バルトフェルドはマリューとの距離をつめる。
「・・・君は信用して、いいんだよな?」
「もちろんよ!」
マリューとバルトフェルドには、大戦の狭間の2年間ラクスとキラを守った絆がある。
「ねぇ何が起こるの?信用していいかって私に聞くって事は、揉め事を起こすのはオーブ内部の人間なの!?」
バルトフェルドは困ったように視線をそらした。
少し考えてから言葉を選ぶように彼は答える。
「・・・まだ全容が見えてこないんだけれど、君にお願いがある」
二人は見つめあった。
「アスハ代表を守って欲しい」
「カガリさんを?」
「できれば24時間体制でね。お嬢ちゃんとアスランにも連絡したかったんだけれど、二人とも捕まらないんだよ・・・アイツらどこほっつき歩いてるんだか」
マリューの声が少し大きくなる。
「捕まらないって、二人とも行政府に居るはずでしょう?」
「だろうな。オレには入れない関係者以外立ち入り禁止箇所に居たのかもしれない」
バルトフェルドは扉に手をかけた。
「じゃ、頼んだよ・・・時間がないんだ。急にこんなお願いしに来て申し訳ない。失礼するよ」
マリューは心から心配した様子で、バルトフェルドの背中に言葉をかける。
「気をつけて。あまり無理しちゃ駄目よ?こんな事言っても、あなたは無茶するんでしょうけれど」
バルトフェルドは振り返って微笑んだ。
「そういう甘い言葉は、部屋の奥に隠れてる奴に言ってやれよ」
そして奥の部屋にも聞こえるように、はっきり別れの挨拶をした。
「深夜にお邪魔しました。

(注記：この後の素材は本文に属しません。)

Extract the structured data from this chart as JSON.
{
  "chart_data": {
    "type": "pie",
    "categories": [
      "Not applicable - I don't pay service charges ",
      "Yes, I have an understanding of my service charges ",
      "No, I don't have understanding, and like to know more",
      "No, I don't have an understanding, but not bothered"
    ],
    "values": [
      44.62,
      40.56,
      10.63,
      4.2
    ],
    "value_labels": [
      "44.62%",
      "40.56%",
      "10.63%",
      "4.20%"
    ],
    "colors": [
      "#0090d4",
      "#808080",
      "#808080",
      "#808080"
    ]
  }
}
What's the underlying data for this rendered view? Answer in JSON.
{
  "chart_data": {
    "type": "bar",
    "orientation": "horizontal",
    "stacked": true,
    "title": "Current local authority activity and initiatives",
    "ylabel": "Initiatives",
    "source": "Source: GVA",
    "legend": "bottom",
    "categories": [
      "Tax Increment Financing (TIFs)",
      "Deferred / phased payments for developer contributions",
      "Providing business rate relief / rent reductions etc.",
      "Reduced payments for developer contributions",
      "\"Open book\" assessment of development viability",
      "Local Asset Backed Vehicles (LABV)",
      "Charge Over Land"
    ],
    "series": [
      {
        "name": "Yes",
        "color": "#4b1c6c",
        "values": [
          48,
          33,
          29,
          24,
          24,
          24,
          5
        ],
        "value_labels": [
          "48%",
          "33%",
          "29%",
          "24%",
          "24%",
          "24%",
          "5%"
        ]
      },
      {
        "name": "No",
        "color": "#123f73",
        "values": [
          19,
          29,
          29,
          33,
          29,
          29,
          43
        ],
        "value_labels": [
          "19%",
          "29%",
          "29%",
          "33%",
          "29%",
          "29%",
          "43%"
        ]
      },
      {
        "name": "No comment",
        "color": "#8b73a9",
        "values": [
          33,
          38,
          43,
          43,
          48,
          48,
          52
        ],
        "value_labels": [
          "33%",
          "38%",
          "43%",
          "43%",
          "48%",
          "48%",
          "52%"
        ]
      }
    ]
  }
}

またね、ムゥ君」
玄関扉が閉まる。
それと同時に、慌てふためいたムゥが奥から出てきた。
「あいつ、オレには一言も無く帰りやがって」
「あら一言かけたじゃない」
「まったく、気付いているんなら俺にも早く声かけろよ」
「遠慮したんじゃないかしら。貴方の家のインターホンを押して良いか迷ったって言ってたし」
「何を遠慮する必要があるっていうんだ。一緒に戦った仲間だろう!」
マリューは朗らかに笑った。
「そんなムゥだから、声を掛ける必要が無いと思ったのかもしれないわね。信頼されてるのよ」
「信頼、ねぇ」
ムゥはチラッとマリューの方を見る。
「間違いなく、君の方が信頼されてたみたいだけれど」
マリューはムゥの頬にそっと手を添えた。
「バカね。私たち二人とも信頼していなければ聞こえる声でしないわよ、あんな話」
二人は不安をのせた瞳で見つめあう。